Politik im Modus der Zuspitzung

International Der von oben eskalierte Konflikt in der Türkei hat eine demokratische Bewegung freigesetzt

Interview: Ingo Stützle

Die türkische Regierung entschied im Mai 2013, dass Teile des beliebten Istanbuler Gezi-Parks einem Einkaufszentrum weichen sollen. Der Konflikt eskalierte, nachdem es zu massiver Polizeigewalt kam. Aktivist und Sozialwissenschaftler Serhat Karakayali ist deshalb nach Istanbul geflogen. ak sprach mit ihm nach seiner Rückkehr und noch vor einer weiteren Eskalation in der Nacht zum 12. Juni 2013.

ak: Was hast du uns aus Istanbul mitgebracht?

Serhat Karakayali: Noch nie habe ich eine so positive Bewegung erlebt, die so lebendig, kreativ und humorvoll ist. Wir erleben gerade in der Türkei eine dieser Revolutionen, auf der Emma Goldman gerne tanzen würde.

In welchem Sinne hat sie eine soziale Dimension?

Auf den ersten Blick geht es zunächst um politische Freiheiten und um die Lebensweise. Aber es geht auch um mehr. Zum einen verändern sich derzeit die Produktionsbedingungen von Subjektivität. Die Identitätskonstruktion der letzten 80 Jahre wird zurückgewiesen. Die neuen Subjektivitäten sind zudem eng mit den Formen der Reichtumsproduktion verknüpft. Istanbul ist mit Paris, Berlin oder New York vergleichbar. Es ist eine Stadt, in der geistig-kreative Arbeit stattfindet und wesentlicher Teil der Reichtumsproduktion ist. Diese Tätigkeit wird nun aus ihren engen Fesseln der Werbung oder Kunst freigesetzt und zum gesellschaftlichen Produktionsmittel. Drittens geht es nicht allein um ein paar Bäume. Es geht auch um das, was man Commons oder öffentliche Güter nennen könnte. Es formiert sich eine breitere gesellschaftliche Kritik an Privatisierung und Kommerzialisierung des öffentlichen Raums und der Natur.

Wie sehen die organisierten Formen auf dem Taksin-Platz aus?

Alles das, was wir vom Tahrir-Platz kennen, aus Spanien oder vom Syntagma-Platz findet auch hier statt. Es gibt zwar eine koordinierende Taksim-Plattform, aber die Leute managen weitgehend alles selbst - basisdemokratisch und dezentral. Es ist eine Infrastruktur entstanden und man kümmert sich um eine Kultur der Zivilität und Solidarität. Es gibt medizinische und sanitäre Versorgung, Lebensmittel etc. Eine landesweite Plattform gibt es bisher nicht.

Gibt es eine Skepsis gegenüber Organisierung?

Ja, so ist es.
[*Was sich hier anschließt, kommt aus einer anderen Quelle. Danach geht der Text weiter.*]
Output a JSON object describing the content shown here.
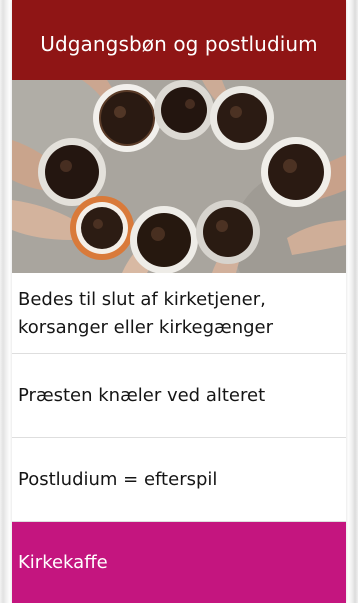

Als ich dort war, wollten einige, dass eine Delegation mit der Regierung verhandelt. Es war aber klar: Niemand kann für die Leute sprechen. Dieses Selbstverständnis ist stark verankert. Das zeigt ein Beispiel. Ein die Proteste unterstützendes AKP-Mitglied sagte bei einer Versammlung: Nein, die Leute wollen hier nicht vertreten werden. Genau das ist es, was wir verstehen müssen. Das ist doch der Grund, warum die Leute auf der Straße sind: Sie weisen die Repräsentation zurück, wollen nicht von uns hören, was sie machen sollen. Ich bin fast aus den Latschen gekippt! Für diese wenigen Sätze gab es Applaus.
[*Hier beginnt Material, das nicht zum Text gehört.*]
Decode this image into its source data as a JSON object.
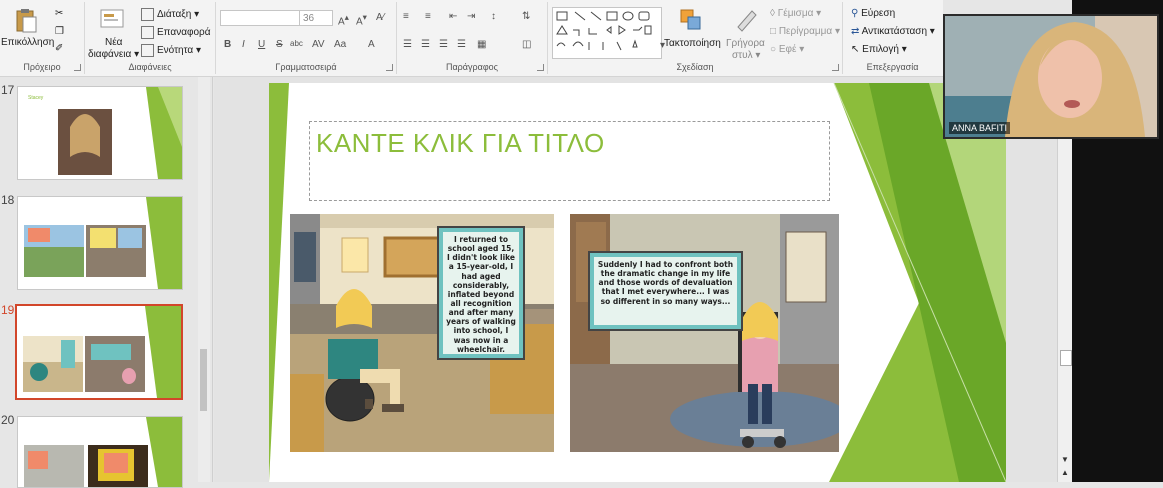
{
  "ribbon": {
    "clipboard": {
      "group_label": "Πρόχειρο",
      "paste_label": "Επικόλληση"
    },
    "slides": {
      "group_label": "Διαφάνειες",
      "new_slide_label": "Νέα",
      "new_slide_label2": "διαφάνεια",
      "layout_label": "Διάταξη",
      "reset_label": "Επαναφορά",
      "section_label": "Ενότητα"
    },
    "font": {
      "group_label": "Γραμματοσειρά",
      "font_name": "",
      "font_size": "36",
      "bold": "B",
      "italic": "I",
      "underline": "U",
      "strike": "S",
      "shadow": "abc",
      "spacing": "AV",
      "case": "Aa",
      "color": "A"
    },
    "paragraph": {
      "group_label": "Παράγραφος"
    },
    "drawing": {
      "group_label": "Σχεδίαση",
      "arrange_label": "Τακτοποίηση",
      "quick_styles_label": "Γρήγορα",
      "quick_styles_label2": "στυλ",
      "fill_label": "Γέμισμα",
      "outline_label": "Περίγραμμα",
      "effects_label": "Εφέ"
    },
    "editing": {
      "group_label": "Επεξεργασία",
      "find_label": "Εύρεση",
      "replace_label": "Αντικατάσταση",
      "select_label": "Επιλογή"
    }
  },
  "thumbnails": [
    {
      "number": "17",
      "caption": "Stacey"
    },
    {
      "number": "18"
    },
    {
      "number": "19",
      "selected": true
    },
    {
      "number": "20"
    }
  ],
  "slide": {
    "title_placeholder": "ΚΑΝΤΕ ΚΛΙΚ ΓΙΑ ΤΙΤΛΟ",
    "panel_left_caption": "I returned to school aged 15, I didn't look like a 15-year-old, I had aged considerably, inflated beyond all recognition and after many years of walking into school, I was now in a wheelchair.",
    "panel_right_caption": "Suddenly I had to confront both the dramatic change in my life and those words of devaluation that I met everywhere... I was so different in so many ways..."
  },
  "webcam": {
    "participant_name": "ANNA BAFITI"
  },
  "colors": {
    "accent_green": "#8cbd3b",
    "selected_border": "#d2462a",
    "caption_teal": "#6fc2c0"
  }
}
Welche Form der Organisierung und Repräsentation wird gewollt?

Das sind Fragen, die anstehen, aber noch nicht gestellt werden können. Es steht eher die Frage im Raum, wie man das, was jetzt passiert, verstetigen kann. Wie kann man den Moment retten? In der Frage gibt es sehr unterschiedliche Stimmen. Die einen wollen eine Partei gründen, die anderen sagen, dass man die Erfahrungen in den Herzen tragen sollte.
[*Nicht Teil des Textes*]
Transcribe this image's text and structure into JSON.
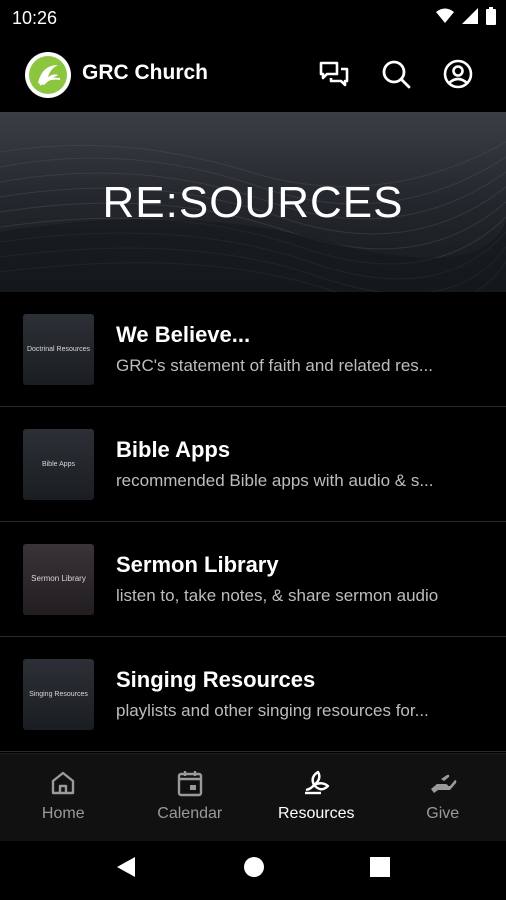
{
  "status_bar": {
    "time": "10:26"
  },
  "app_bar": {
    "title": "GRC Church",
    "logo_icon": "grc-logo-icon",
    "actions": [
      "chat-icon",
      "search-icon",
      "account-icon"
    ]
  },
  "hero": {
    "title": "RE:SOURCES"
  },
  "resources": [
    {
      "title": "We Believe...",
      "subtitle": "GRC's statement of faith and related res...",
      "thumb_text": "Doctrinal Resources"
    },
    {
      "title": "Bible Apps",
      "subtitle": "recommended Bible apps with audio & s...",
      "thumb_text": "Bible Apps"
    },
    {
      "title": "Sermon Library",
      "subtitle": "listen to, take notes, & share sermon audio",
      "thumb_text": "Sermon Library"
    },
    {
      "title": "Singing Resources",
      "subtitle": "playlists and other singing resources for...",
      "thumb_text": "Singing Resources"
    }
  ],
  "bottom_nav": [
    {
      "label": "Home",
      "icon": "home-icon",
      "active": false
    },
    {
      "label": "Calendar",
      "icon": "calendar-icon",
      "active": false
    },
    {
      "label": "Resources",
      "icon": "resources-leaf-icon",
      "active": true
    },
    {
      "label": "Give",
      "icon": "give-hand-icon",
      "active": false
    }
  ],
  "colors": {
    "background": "#000000",
    "nav_background": "#111111",
    "active": "#ffffff",
    "inactive": "#9a9a9a"
  }
}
Aber genau am Punkt der Organisierungsfrage ist Occupy Wall Street in den USA und die Proteste in Spanien an ihre Grenze geraten - sie konnten de facto die Frage nicht beantworten.

Der Modus der Politik ist derzeit der der Zuspitzung. Es stellt sich die Frage, wie man die Versammlungsmacht institutionalisieren kann. Dabei darf es auch nicht zu einer einseitigen Entwicklung kommen, d.h., dass sich die sogenannten unpolitischen Menschen politisieren. Sondern auch die Linken in den klassischen linken Organisationen müssen lernbereit sein.

Spielt der Widerspruch zwischen den Darstellungen der Regierung und eigenen Erfahrungen für den Prozess eine Rolle?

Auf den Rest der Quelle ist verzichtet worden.